The following week, he left it to Economy Minister Luis de Guindos to explain the bank rescue. Eighteen hours later, with Spaniards posting criticism on Twitter with the hashtag #RajoyCobarde -- Rajoy, coward -- and El Pais newspaper accusing him of hiding, the premier spoke to the press.
“Yesterday, the credibility of the euro won, yesterday the future won,” he said on June 10. “Yesterday, the European Union won.”
Then, he announced that since the banks’ funding problems were resolved he would continue with his plans to watch the national soccer team play that night and climbed aboard his government jet to fly to the Polish city of Gdansk.
“People were astonished that he was going off to Poland,” Jonathan Tepper, a partner at London-based investment research firm Variant Perception, said in a telephone interview. “Things like that make him look completely incompetent.”
A spokeswoman for Rajoy who asked not to be named said the premier wanted to be clear the June 9 agreement was not a bailout for the sovereign and he wasn’t denying reality. Spain has not been dragging its feet over the aid request since the official position has been that they would wait for yesterday’s stress-test results to decide how much capital would be required, she added.
Spanish 10-year government bond yields rose as much as 76 basis points in the week that followed, the biggest weekly gain since 1997 and commentators and rival politicians mocked Rajoy for refusing to acknowledge that the loan deal was a bailout.
“Say it with me, it’s - a - res - cue,” Rosa Diez, leader of a minority group, taunted the prime minister in parliament. “Nothing bad’s going to happen if you say it.”

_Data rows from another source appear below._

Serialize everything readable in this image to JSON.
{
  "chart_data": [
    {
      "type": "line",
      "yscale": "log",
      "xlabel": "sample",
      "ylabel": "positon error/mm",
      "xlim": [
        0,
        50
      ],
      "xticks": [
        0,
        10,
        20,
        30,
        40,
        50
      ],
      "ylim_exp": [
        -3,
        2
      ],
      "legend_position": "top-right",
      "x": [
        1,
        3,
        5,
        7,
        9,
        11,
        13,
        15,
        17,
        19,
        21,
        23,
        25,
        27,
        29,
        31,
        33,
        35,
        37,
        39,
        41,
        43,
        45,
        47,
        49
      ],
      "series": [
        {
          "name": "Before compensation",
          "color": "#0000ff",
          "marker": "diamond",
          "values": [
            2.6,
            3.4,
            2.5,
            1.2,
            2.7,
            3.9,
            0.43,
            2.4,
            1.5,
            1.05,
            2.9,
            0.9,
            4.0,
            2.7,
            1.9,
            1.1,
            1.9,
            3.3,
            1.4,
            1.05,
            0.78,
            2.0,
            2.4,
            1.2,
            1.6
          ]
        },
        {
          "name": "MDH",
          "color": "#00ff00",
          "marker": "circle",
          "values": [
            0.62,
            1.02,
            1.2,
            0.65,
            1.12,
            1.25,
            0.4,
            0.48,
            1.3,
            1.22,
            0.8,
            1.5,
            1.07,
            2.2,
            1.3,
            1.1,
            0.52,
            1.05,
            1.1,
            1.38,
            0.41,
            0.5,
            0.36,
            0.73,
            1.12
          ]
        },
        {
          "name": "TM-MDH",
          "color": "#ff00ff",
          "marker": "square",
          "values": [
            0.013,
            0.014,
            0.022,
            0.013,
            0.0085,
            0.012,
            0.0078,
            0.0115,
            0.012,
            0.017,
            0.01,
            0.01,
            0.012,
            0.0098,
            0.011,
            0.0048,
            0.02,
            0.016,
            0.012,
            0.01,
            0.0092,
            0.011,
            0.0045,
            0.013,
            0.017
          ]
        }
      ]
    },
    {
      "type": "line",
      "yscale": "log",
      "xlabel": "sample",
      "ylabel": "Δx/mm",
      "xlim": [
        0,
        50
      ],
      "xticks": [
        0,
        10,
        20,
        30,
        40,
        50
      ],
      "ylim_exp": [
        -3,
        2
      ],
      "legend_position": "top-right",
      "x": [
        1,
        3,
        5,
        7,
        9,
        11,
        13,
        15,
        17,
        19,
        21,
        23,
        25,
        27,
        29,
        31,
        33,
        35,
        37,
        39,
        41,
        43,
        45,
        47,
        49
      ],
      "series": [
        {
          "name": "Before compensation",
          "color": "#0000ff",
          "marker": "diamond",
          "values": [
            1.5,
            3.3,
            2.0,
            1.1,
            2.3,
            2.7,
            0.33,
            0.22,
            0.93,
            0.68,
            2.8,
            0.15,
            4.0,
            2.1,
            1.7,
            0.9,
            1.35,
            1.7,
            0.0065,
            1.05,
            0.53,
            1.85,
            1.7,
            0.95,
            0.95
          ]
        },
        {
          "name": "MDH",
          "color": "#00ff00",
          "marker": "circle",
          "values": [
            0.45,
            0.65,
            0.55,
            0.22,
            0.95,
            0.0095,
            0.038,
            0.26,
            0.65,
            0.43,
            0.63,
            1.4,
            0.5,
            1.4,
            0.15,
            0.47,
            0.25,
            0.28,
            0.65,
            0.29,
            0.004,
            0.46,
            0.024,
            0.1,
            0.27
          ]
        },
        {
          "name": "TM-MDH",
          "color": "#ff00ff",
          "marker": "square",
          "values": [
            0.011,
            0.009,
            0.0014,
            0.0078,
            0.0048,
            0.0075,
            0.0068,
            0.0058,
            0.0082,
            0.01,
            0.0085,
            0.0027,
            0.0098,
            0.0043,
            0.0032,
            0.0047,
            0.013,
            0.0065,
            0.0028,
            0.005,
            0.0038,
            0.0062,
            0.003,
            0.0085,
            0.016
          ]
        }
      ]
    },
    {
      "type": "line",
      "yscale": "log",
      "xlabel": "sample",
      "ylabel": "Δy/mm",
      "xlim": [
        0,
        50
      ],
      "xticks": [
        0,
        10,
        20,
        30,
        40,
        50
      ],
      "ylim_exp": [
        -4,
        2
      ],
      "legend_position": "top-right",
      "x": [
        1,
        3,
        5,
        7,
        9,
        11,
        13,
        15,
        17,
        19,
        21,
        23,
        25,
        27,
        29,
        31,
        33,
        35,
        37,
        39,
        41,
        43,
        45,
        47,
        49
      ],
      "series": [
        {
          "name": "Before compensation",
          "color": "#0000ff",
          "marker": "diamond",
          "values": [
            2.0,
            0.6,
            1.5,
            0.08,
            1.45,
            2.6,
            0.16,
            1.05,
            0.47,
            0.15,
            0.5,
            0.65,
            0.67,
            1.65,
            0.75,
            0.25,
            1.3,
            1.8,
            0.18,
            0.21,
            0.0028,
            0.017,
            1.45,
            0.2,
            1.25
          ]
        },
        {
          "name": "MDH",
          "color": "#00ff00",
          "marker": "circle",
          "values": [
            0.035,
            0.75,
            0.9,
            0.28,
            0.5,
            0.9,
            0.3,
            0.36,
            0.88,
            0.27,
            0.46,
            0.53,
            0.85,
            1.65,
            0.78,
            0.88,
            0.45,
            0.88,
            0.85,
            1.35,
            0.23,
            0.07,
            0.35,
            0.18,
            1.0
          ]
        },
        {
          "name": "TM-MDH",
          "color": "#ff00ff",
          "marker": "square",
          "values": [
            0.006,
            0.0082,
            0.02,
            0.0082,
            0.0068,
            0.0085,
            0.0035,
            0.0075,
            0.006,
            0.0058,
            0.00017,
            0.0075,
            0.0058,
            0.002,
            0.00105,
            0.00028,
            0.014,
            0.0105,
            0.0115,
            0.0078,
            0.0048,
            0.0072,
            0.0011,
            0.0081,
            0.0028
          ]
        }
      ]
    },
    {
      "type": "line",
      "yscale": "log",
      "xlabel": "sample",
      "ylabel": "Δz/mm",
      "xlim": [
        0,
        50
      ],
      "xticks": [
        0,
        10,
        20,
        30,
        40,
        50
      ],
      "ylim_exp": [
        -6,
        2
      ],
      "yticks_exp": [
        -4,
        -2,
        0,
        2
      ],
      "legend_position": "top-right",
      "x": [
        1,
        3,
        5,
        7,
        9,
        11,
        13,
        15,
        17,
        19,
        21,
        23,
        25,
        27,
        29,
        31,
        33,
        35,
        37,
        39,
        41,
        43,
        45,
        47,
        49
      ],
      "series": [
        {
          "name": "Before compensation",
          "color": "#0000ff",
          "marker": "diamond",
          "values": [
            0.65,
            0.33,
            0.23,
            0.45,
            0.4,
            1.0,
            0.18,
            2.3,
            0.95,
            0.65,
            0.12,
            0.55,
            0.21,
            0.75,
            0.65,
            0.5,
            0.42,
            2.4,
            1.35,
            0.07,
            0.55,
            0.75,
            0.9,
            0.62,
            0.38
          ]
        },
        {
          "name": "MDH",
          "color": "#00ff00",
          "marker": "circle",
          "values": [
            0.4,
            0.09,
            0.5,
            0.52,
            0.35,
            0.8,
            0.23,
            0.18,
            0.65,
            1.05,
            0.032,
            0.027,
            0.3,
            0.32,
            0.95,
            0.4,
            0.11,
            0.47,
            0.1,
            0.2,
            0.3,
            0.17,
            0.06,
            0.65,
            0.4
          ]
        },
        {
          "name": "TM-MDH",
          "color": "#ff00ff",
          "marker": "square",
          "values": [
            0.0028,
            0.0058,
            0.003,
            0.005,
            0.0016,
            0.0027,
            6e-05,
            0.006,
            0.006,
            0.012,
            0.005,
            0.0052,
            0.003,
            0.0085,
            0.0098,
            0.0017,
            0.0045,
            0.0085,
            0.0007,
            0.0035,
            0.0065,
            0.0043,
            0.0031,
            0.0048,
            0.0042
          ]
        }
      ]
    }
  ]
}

Rajoy’s budget cutting faces virtually no reduction in the 350-member parliament, where his People’s Party has 185 seats.
Still, his standing with the public has taken a beating. A poll conducted for El Mundo by Sigma Dos between June 12 and June 14 showed Rajoy’s disapproval rating doubled to 43 percent from January.
In Mexico, World Bank President Robert Zoellick said it wasn’t all Rajoy’s fault, criticizing Europe’s leaders for fumbling the bailout.
“To have that being a negative story is amazing” given the amount of money pledged, Zoellick told a June 17 panel discussion at the meeting in the Mexican resort of Los Cabos. “The execution was extremely poor.”